Saadet Partisi Hatay Milletvekili Necmettin Çalışkan son dönemde artan Kur’an yakma olaylarına değinerek, “bazı ülkelerde hükümetler tarafından planlı olarak desteklenen Kur’an yakma eylemleri var” dedi.
Çalışkan, özgürlük adı altında kameralar karşısında Kur’an yakma eylemlerinin yakmasının bilinçli olarak desteklendiğini savundu.
Çalışkan, “Bu saldırılar vicdan özgürlüğü üzerinden açıklansa da arka planda farklı hesapları var. Birtakım aşırı yapılar belki de bir ücret karşılığı bu işi organize ediyor olabilirler. Bunu yapanların kişisel amacı Müslümanlara hakaret etmek, onları kışkırtıp terörize etme gayretiyle, duygusal tepki vermeye sevk etmek. Buna yeltenen kişilerin psikolojik durumlarından öte Batı’da toplumun bir kısmında Yahudilik ve Hıristiyanlık dâhil bütün dinlere karşı bir tepki var. Ancak İslam’a karşı yapılan saldırılarsa planlı bir çabanın ürünüdür” ifadelerini kullandı.
İnançlara saygı duyulmasının önemli olduğunun altını da çizen Çalışkan, “ Kur’an’ın kutsallığı ve Müslümanlar için değeri tartışılmazdır. Herhangi bir dine mensup olmayan biri bile dini metinlere saygı duyar. Hatta her ideoloji, düşünce ve fikir toplumsal barışı, huzuru yok edici fitne faaliyeti olmadığı sürece özgürdür ve toplum nezdinde saygıya layıktır. Din ve vicdan özgürlüğü bunu gerektirir” dedi.
“BATI’DA 11 EYLÜL MİSYONU DEVAM EDİYOR”
Saadet Partisi Hatay Milletvekili Necmettin Çalışkan, Batı anlayışının 11 Eylül’deki gibi İslam ve Müslümanlık ve düşmanlık üzerinden devam ettiğini dile getirdi. Son dönemde bilinçli şekilde artan Kur-an’a yönelik saldırılar hakkında konuşan Çalışkan, Batı anlayışının her daim Müslüman düşmanlığını körüklediğini söyledi.

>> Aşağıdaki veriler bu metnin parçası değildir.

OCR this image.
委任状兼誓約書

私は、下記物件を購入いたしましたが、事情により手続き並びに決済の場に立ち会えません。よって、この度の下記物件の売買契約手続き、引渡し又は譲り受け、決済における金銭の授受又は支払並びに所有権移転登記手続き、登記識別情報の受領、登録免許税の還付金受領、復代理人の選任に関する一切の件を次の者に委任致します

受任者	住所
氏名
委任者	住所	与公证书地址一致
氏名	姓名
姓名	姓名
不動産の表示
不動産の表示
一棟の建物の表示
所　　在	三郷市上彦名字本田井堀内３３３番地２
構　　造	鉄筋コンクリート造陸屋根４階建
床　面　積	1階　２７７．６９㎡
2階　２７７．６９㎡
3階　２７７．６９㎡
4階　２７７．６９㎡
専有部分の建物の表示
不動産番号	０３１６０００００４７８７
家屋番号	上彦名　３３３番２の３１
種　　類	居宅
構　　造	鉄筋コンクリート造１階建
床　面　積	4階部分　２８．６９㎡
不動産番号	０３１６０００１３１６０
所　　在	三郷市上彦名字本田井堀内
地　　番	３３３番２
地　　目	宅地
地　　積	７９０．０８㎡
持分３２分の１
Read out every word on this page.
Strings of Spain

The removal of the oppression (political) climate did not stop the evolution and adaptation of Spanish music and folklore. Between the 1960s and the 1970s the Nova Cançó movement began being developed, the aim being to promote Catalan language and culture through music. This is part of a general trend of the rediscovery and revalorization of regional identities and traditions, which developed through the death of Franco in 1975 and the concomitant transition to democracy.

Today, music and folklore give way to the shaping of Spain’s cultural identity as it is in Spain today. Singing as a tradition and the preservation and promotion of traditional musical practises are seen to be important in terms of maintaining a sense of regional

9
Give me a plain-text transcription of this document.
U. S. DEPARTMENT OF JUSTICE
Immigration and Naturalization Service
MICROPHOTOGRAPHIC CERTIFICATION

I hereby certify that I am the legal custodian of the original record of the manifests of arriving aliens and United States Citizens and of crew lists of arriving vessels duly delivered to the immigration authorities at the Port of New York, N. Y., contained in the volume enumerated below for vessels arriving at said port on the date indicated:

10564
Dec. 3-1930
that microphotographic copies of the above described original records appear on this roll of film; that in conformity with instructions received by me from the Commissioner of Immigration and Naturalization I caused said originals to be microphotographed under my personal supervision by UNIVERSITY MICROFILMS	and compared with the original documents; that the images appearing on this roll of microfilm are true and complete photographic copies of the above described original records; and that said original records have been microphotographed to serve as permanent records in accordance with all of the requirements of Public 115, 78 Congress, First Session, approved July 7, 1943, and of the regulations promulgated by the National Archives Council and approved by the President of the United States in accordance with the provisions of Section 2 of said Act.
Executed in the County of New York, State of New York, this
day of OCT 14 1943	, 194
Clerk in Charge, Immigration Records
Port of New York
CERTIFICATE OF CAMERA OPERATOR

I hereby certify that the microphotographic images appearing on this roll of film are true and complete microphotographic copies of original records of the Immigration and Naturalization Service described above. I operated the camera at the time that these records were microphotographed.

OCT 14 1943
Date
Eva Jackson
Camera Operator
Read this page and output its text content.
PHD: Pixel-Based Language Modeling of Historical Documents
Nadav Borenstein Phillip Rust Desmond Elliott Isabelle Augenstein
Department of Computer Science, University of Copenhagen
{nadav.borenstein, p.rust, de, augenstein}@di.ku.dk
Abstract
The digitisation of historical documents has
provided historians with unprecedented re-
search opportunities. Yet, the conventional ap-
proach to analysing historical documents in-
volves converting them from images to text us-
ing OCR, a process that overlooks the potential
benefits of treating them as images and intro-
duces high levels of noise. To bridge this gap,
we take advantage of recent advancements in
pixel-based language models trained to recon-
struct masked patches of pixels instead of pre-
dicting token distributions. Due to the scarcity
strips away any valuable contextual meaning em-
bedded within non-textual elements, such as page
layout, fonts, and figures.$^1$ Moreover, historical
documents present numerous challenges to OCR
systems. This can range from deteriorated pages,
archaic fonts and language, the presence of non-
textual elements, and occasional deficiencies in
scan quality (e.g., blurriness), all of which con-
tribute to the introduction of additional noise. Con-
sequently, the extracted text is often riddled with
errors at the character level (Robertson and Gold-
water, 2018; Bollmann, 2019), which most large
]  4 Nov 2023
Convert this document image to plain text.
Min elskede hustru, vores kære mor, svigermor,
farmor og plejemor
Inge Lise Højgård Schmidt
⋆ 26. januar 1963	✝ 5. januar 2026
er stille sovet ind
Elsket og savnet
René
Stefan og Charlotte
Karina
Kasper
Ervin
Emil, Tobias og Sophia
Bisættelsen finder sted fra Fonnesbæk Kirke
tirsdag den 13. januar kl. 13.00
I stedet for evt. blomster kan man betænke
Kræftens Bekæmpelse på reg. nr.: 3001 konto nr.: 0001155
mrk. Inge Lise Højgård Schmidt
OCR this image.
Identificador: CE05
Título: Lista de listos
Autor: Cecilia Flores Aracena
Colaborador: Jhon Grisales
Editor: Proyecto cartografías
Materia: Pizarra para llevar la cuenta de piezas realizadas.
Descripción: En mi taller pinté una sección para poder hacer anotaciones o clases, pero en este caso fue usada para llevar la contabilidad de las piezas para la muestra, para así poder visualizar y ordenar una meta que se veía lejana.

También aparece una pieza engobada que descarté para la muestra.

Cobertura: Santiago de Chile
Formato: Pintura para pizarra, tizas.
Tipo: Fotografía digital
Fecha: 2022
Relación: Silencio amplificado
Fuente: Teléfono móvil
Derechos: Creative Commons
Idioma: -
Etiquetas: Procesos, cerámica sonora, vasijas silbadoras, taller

Charlie Hebdo saldırıları ve sonrasında gelişen olayları değerlendiren Çalışkan, “Bundan birkaç yıl önceki Charlie Hebdo dergisinin karikatürlerini hatırlamakta yarar var. Dünya çapında yüzlerce devlet başkanının da katıldığı protesto yürüyüşleri yapıldı. Müslümanların bu karikatürlere verdiği tepki ve intikam duygusu, Batı’da İslam’a karşı bir kara propagandaya dönüştürüldü. Hedef yine aynıydı; Müslümanların çabuk gaza gelen, provoke edilebilen toplumlar intibaı oluşturarak İslam’a ve Müslümanlara yönelik karalama kampanyası yürütmek. Müslümanların yaşadıkları ülkeleri ve şehirleri manipülasyona açık hale getirerek, iç karışıklıklar çıkarmak.”dedi.
“SİYASET GEÇİŞTİRİYOR”
11 Eylül saldırılarında aynı mihvalde gerçekleştiğini ifade eden çalışkan, “Bu saldırıdan sonra Müslüman coğrafyası küresel sömürgecilerin saldırısı altına girdi. Bu tarih bir milat oldu. Kutsal kitabımıza siyasi emeller üzerinden operasyon yapılması geçiştirilemez, bu provokatif bir eylemdir. Buna tepki verirken yakıp yıkmadan, hakaret etmeden karşı tarafın bizi manipüle etmesine fırsat vermeden; siyasi yollar ve diplomatik girişimler kullanılarak yapılmalı, bu eylemlerin başka ülkelere yayılmasını engelleyici girişimlerde bulunulmalıdır. Bazen de görmezden gelmek, ısıtılıp gündemde tutulmasını sağlayacak işlerden uzak durmak gerekir.” Şeklinde konuştu.